10 February 2012, Sweetcrude, ENUGU—The National Electricity Regulatory Commission (NERC), Thursday, reassured Nigerians on the commitment of President Goodluck Jonathan’s administration to achieve its target of improved power supply before 2015.
According to NERC, the various agencies saddled with the responsibility are working assiduously to realise the target.
Speaking with newsmen after visiting Governor Sullivan Chime of Enugu State, Chairman of NERC, Dr Sam Amadi, disclosed that while the nation awaited improved power supply, NERC was already devising strategies at ensuring that consumers were not exploited by officials of the various power agencies.
He said consumer satisfaction and service delivery remained the focus of the ongoing reforms in the power sector, adding that under the new tariff regime developed by his commission, electricity distribution companies were required to defend their efficiency before they could charge their customers.
“The concern for electricity consumers to get value for their money had compelled us to invite the distribution companies to defend their cost elements during the consultations for the tariff regime.
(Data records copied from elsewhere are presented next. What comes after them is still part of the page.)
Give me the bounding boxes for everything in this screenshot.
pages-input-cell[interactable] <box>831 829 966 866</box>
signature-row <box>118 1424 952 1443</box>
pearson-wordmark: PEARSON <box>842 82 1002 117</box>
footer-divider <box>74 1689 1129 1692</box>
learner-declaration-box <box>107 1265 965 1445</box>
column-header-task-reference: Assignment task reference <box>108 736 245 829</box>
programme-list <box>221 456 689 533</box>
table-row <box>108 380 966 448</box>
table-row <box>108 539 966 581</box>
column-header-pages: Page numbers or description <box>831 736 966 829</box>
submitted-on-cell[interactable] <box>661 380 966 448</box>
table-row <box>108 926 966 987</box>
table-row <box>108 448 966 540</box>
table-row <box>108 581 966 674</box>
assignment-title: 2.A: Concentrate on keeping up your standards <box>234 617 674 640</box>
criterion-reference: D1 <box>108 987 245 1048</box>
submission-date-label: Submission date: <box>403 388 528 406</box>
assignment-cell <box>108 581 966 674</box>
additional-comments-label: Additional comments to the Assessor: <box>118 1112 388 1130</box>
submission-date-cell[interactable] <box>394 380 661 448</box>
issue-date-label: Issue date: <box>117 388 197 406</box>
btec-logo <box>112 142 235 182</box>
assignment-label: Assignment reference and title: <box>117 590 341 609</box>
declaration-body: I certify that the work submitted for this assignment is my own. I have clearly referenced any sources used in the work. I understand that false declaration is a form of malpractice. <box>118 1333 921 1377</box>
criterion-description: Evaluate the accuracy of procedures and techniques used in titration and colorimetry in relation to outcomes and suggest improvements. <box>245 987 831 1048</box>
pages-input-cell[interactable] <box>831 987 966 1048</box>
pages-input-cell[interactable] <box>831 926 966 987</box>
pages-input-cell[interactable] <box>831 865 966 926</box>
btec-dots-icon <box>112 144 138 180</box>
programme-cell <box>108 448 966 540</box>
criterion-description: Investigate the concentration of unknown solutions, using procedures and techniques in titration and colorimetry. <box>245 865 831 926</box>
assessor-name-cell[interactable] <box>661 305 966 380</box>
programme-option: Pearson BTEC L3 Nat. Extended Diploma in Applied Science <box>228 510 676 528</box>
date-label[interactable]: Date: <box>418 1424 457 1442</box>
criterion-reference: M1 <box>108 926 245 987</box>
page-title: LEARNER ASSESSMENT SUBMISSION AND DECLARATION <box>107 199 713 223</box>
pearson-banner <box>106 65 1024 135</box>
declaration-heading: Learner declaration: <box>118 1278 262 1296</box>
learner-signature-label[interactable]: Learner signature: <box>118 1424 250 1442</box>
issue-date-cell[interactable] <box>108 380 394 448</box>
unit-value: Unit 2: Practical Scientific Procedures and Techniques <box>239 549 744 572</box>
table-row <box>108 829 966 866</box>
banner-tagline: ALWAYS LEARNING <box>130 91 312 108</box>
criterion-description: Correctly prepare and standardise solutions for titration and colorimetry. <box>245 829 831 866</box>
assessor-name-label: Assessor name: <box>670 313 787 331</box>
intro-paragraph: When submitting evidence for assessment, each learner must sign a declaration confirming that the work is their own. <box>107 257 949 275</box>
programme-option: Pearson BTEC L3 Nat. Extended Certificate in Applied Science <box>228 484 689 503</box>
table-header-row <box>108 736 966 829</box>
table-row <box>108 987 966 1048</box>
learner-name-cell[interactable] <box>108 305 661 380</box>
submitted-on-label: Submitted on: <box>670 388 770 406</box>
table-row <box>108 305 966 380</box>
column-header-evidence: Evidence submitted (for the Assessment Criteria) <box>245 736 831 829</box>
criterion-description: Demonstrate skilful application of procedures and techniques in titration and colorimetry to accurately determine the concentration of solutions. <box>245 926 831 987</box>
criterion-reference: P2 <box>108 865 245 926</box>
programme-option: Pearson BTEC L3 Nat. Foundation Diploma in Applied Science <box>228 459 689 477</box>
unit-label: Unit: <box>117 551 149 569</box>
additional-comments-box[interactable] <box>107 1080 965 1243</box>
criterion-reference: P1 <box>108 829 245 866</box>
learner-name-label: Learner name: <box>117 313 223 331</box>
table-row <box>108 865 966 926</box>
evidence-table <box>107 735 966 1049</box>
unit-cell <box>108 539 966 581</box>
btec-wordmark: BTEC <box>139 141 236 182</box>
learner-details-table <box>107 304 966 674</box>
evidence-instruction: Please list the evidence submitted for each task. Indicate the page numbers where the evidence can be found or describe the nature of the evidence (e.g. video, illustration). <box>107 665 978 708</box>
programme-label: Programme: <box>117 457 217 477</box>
Under the new arrangement, consumers will be shielded from bearing the brunt of paying for services that are not rendered by the electricity distribution companies,” he stated.
Amadi used the forum to list some of the efforts already put in place to cater for the consumers to include recent order of the commission on removal of the metre maintenance fee, explaining that the action alone saves the electricity consumer an average of N1,000 monthly.
He also disclosed that the commission released about N2billion of the industry’s funds (EDC) last year for procurement of metres for their customers, adding that a framework is being worked out to ensure that those consumers who have not yet been metered and who are still on estimated billing are not exploited.
Governor Chime had told the visiting NERC team led by Dr Amadi that there was need for the authorities to make effective use of the natural resources in the country, insisting that until that was done, the nation’s quest to achieve a steady power supply in the near future would remain a mirage.
“We have coal here; enough one for that matter but nothing is being done about it. All these talks about steady power supply to me looks like a child’s play unless we begin to harness these resources. If we are serious about what we are talking, we must have to encourage our people who have shown interest to explore the opportunity of mining this coal,” he stated.